Monday, May 29, 2006

Legal System Musing

I went to court with my son this week. He was caught in a sting at his job for selling alcohol to an under aged decoy. Naturally they had to fire him and end his six-month career as a convenience store clerk. (This could lead me into a long diatribe about the law-maker's fixation on alcohol and tobacco as the twin peaks of evil in our society but that is not where I am headed today). The court scheduled his arraignment this week and my son, in his ignorance, asked his dad for advice.

I gave him suggestions based on my understanding of court processes. Dress up, admit that you did incorrectly read the ID and that you did sell alcohol to a minor, be contrite and respectful to the judge. I was hoping that for a first offence, there might be a waived or reduced fine and a stern warning about another offence. This was based upon an understanding that the job of a judge was to make a judgment. Silly me. My understanding of the court system is based on an old vision of the courts that possibly never existed.

We get to the court, pass the metal detector and take our place in the chamber. Looking around I see two other well-dressed young men sitting with a parent. The remaining people are dressed like they just rushed in from digging a cesspool. Well, I think, so much the better for my son.

Then the judge appears. He just sidles in and sits. No "ll Rise". No robe. No ceremony. I don't think we would have noticed if he didn't start talking. He begins to tell us why we are here. What to expect and what not to expect.

“You see”, he explains, -and I am paraphrasing here-"You have two choices. You can plead guilty or not-guilty. No contest has the same result as pleading guilty." Of course he is a lawyer, so it took him much longer to say. He went on for a long time about other issues related to sentences essentially saying that he might offer something special and if he did you would have to take it now. And that if you choose 'not guilty' you had better get yourself a lawyer.

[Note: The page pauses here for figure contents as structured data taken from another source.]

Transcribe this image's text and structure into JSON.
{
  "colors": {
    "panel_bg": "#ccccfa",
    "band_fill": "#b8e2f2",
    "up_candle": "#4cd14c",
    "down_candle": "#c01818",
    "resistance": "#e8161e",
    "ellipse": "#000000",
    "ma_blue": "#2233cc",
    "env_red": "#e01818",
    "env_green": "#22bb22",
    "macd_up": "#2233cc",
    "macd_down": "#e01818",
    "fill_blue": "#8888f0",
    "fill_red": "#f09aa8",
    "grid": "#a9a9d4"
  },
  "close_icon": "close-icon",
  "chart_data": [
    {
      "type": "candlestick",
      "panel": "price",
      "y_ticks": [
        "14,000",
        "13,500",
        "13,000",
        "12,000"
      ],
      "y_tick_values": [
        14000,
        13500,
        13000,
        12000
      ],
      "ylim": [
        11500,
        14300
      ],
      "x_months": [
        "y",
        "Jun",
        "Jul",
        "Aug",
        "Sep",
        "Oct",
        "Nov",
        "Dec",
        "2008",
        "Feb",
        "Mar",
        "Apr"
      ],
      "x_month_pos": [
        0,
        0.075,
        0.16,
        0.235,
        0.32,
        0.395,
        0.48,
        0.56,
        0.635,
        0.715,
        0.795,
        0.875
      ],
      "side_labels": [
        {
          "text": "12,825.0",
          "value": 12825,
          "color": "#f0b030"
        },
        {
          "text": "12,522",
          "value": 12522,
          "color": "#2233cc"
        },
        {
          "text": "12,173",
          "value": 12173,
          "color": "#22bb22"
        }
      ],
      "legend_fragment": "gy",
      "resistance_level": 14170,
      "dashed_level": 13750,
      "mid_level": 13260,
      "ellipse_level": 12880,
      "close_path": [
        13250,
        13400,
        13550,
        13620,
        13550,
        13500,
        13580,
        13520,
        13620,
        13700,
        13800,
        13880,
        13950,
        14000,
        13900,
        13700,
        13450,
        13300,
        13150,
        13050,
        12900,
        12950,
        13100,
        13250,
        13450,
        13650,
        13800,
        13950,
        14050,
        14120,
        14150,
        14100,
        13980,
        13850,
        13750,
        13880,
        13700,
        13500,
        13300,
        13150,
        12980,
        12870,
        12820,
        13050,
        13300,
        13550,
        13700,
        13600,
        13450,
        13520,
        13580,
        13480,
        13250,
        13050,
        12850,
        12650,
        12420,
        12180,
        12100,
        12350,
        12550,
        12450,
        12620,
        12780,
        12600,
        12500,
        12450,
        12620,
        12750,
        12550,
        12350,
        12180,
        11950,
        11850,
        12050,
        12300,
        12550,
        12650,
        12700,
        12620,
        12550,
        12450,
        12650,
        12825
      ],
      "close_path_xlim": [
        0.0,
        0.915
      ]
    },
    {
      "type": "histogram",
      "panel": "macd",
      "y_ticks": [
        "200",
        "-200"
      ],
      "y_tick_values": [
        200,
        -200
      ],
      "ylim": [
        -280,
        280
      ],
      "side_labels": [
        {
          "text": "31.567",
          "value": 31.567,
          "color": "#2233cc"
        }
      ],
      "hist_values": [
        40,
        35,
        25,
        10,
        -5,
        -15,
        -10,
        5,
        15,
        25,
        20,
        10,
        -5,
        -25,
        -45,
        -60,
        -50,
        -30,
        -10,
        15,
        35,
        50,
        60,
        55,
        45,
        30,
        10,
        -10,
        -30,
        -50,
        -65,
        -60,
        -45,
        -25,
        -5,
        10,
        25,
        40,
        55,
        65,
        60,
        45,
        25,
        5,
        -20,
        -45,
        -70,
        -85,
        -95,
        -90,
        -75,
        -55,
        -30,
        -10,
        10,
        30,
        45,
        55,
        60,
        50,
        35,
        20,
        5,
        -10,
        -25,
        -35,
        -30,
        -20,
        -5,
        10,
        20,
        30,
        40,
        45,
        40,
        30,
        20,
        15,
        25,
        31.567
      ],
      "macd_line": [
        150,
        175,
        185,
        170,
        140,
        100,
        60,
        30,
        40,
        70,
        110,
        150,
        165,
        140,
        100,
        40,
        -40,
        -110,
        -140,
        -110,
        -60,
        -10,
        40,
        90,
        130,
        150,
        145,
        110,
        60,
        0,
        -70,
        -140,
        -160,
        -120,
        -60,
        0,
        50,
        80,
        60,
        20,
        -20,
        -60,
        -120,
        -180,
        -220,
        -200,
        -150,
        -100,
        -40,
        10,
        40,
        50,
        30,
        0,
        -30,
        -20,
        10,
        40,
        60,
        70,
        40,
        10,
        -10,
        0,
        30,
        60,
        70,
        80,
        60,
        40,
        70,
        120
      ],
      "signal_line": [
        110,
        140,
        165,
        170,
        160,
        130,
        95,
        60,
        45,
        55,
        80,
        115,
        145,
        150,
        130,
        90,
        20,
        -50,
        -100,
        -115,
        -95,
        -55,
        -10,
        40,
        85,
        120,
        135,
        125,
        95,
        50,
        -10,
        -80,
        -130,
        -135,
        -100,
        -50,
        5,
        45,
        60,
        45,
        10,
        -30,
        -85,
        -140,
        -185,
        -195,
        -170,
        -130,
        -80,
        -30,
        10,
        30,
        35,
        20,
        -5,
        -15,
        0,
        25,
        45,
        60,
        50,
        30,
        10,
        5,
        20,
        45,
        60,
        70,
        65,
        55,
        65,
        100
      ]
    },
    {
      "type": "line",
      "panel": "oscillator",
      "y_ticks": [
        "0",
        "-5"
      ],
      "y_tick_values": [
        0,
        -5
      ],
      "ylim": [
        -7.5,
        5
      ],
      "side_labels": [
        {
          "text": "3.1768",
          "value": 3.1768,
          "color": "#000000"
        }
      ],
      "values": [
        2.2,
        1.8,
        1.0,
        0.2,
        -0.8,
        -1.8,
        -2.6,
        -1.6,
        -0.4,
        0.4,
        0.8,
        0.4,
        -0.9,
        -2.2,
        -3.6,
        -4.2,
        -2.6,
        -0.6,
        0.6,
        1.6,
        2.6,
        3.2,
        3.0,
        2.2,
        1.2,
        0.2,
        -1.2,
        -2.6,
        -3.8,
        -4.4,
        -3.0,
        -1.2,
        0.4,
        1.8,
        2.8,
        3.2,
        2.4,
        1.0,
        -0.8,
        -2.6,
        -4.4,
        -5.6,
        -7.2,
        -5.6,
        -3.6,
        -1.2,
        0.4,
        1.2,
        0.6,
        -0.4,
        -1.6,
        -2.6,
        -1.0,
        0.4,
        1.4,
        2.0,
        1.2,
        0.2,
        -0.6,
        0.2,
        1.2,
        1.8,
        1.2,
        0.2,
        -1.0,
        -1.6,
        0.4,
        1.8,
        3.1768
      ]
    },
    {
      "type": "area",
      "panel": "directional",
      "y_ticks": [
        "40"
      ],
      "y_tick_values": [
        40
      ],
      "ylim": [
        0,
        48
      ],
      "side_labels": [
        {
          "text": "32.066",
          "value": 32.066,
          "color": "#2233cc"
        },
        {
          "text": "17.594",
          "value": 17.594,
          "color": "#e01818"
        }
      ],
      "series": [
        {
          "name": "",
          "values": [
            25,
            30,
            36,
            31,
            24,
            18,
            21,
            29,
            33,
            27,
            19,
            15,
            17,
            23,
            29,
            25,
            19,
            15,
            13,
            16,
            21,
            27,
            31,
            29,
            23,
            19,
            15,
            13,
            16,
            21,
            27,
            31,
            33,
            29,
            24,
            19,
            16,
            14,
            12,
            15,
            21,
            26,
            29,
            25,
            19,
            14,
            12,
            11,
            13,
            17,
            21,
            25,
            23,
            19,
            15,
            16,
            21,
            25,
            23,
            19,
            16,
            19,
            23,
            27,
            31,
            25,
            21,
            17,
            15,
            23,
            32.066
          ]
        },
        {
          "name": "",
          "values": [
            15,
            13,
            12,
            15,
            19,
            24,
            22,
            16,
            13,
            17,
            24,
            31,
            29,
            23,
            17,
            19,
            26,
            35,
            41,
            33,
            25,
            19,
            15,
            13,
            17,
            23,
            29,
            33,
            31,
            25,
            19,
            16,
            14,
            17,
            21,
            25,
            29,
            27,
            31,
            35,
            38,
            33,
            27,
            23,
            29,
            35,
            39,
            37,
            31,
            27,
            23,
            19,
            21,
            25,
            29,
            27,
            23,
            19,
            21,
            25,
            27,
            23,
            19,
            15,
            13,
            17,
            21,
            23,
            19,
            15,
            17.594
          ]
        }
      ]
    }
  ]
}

Well, my son had decided that he was guilty and unless there were mitigating circumstances regarding the 'sting''there was no way he could argue not guilty. So no problem, we sit and wait for our turn.

The first person called been arraigned for the same offence as my son (or almost, she had sold tobacco to a minor but apparently that is just as evil as alcohol). She pled guilty. The judge asked it she really meant it. She repeated that she really really meant it so he sentenced her to a fine of $724 and two year's probation during which time if she broke any other laws something bad would happen.

Well, we picked up our jaws from the floor and discussed the $724 fine. How was he going to pay it now that he has lost his job. We almost missed the judge offering payment options to the woman. It seems that he would give her payments of $50 per month until it is paid. She took his offer and the clerk called the next miscreant.

She was a nicely dressed woman appearing for DUI. Same script, only her fine was $1,000. Then my son was called. Same script again. Same fine as the first woman. We picked up the paper work, left the court house and drove home.
The whole process leaves me with several thoughts, not one of which is favorable to the justice system.

First, what was the point of the judge? There was no 'judging' going on in that courtroom. Everything was black and white, yes and no. There was no reason for the judge to be present, particularly since his salary and office expenses were probably costing $150/hour or more. There was no justification for a person of any sort. The process could have been handled by a computer program or even a dumb form. There was no reason to even go to the court house.

Second, if you insist on making people appear in a courtroom, then give it some posture. Dress the judge in a robe. Have all rise when he enters the court and treat the court process as something important rather than a borinh administrative excercise

Third, what is really important here? Do we want people to respect the law and the legal processes? Or is this just another excuse to pad government revenue? What is happening to our legal system? The only experience most people I know have with the legal system is to extort money. The only time you see a cop is when he is ticketing you for a seat belt violation or other trivial nanny state offense. And when you go to court, it is just to grind you through the process and take money. It won't be long before normal citizens start resenting the money spent on law enforcement because you can't find a policeman when you actually have a crime but you know he is right there hiding behind a tree when you forget your seatbelt.